Children’s Cancer Fund of America and the Breast Cancer Society agreed to shut down, but Cancer Fund of America and Cancer Support Services refused – until now.
CFA, CSS, and their leader, James Reynolds Sr., have agreed to settle charges that, while those two groups claimed to help cancer patients, they actually spent the most of the donations on their operators, families and friends, and fundraisers.
Under the settlement order announced Wednesday, CFA and CSS will shut down and their assets will be liquidated. The order also imposes a judgment against CFA, CSS, and Reynolds of $75.8 million, the amount consumers donated to CFA and CSS between 2008 and 2012.

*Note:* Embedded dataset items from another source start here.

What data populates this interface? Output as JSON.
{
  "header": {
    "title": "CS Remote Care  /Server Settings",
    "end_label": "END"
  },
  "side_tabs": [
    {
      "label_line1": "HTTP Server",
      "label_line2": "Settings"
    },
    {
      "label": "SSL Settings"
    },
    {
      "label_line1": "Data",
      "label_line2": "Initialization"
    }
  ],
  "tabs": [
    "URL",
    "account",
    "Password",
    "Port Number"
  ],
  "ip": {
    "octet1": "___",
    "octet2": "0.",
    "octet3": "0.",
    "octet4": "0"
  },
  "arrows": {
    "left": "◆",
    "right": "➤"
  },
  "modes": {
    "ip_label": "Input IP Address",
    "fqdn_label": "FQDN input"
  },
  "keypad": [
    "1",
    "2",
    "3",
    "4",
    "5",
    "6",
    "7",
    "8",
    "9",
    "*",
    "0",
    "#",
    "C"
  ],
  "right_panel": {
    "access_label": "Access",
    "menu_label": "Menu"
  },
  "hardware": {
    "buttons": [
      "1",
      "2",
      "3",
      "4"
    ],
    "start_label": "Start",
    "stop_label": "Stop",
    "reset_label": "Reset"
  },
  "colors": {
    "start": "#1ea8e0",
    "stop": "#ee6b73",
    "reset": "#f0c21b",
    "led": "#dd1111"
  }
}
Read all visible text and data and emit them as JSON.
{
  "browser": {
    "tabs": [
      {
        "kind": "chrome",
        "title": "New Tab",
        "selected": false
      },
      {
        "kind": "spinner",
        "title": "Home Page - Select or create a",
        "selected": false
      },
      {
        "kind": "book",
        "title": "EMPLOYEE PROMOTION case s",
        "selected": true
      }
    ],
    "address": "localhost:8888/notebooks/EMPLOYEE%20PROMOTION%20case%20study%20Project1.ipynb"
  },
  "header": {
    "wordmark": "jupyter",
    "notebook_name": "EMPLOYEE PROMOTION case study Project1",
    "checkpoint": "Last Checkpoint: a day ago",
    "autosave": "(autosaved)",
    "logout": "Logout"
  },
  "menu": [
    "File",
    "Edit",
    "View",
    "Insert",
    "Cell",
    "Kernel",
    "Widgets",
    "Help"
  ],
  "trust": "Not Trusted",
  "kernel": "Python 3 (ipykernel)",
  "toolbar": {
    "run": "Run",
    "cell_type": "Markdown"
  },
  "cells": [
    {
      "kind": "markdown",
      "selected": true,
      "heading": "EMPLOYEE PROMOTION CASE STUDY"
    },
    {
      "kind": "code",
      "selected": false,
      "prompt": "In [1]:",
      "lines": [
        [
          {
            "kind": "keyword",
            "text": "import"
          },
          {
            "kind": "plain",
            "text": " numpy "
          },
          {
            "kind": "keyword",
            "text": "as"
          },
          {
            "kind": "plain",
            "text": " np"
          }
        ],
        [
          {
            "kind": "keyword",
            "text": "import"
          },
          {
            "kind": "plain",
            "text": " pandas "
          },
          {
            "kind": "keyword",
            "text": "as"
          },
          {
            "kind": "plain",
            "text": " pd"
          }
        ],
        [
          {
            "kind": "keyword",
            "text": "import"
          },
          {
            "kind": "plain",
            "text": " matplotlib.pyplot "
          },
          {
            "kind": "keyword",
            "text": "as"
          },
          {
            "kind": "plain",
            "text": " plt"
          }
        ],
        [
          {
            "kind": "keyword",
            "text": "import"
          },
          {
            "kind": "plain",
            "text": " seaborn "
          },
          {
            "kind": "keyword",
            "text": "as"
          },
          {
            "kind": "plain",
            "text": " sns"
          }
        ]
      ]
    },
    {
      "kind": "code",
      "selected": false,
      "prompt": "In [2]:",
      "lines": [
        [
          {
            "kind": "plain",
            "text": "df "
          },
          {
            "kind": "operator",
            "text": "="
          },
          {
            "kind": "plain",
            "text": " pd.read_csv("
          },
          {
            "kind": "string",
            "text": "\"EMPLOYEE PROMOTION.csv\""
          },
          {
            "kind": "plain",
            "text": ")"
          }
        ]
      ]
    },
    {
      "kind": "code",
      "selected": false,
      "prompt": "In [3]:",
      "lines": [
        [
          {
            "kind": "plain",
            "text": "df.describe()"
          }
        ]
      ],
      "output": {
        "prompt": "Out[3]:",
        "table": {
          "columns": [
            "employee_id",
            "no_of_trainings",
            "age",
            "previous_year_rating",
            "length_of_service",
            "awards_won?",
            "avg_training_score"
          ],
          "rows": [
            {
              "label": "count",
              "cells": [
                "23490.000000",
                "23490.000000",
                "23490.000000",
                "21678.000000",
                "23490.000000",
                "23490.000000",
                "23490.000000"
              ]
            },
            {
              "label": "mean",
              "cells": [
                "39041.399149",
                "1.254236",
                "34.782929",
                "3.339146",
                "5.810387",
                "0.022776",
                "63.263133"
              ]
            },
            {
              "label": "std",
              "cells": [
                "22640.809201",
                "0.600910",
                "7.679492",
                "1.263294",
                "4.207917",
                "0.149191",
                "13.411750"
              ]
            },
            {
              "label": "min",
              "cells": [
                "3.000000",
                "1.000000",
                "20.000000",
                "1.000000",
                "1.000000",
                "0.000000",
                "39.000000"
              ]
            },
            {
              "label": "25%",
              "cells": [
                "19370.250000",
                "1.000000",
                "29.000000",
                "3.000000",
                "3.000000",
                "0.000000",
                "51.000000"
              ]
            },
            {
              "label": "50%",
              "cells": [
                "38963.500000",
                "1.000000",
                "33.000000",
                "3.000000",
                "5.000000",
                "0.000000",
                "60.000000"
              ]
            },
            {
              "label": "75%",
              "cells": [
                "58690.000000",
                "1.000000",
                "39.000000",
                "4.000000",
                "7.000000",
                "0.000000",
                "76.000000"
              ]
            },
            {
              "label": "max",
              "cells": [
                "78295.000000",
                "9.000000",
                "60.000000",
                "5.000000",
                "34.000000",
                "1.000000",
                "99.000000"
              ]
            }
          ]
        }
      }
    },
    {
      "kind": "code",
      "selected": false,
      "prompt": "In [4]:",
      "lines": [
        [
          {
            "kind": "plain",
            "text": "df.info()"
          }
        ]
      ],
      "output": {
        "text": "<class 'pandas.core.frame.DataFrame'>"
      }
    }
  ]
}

In addition, Reynolds is banned from profiting from charity fundraising and nonprofit work, and from serving as a charity’s director or trustee or otherwise managing charitable assets.
If you’re considering donating to a charity, do some research before you give, said Colleen Tressler, consumer education specialist for the FTC. By finding out as much as you can about the charity, you can avoid fraudsters who try to take advantage of your generosity. Tressler recommends that you:
- Ask the charity questions directly about what it will do with your money.
- Search the name of the organization online. Use the words “complaints” or “scam.”
- Find out if the charity or fundraiser must be registered in your state by contacting the National Association of State Charity Officials.
- Check if the charity is trustworthy by contacting the Better Business Bureau’s Wise Giving Alliance, Charity Navigator, Charity Watch, or GuideStar.
The National Do Not Call Registry gives you a way to reduce telemarketing calls, but charities are exempt. However, if a fundraiser is calling on behalf of a charity, you can ask not to get any more calls from that fundraiser on behalf of that charity. Say “Please put me on your do not call list.” If those calls continue, contact the FTC. The fundraiser may be subject to a fine.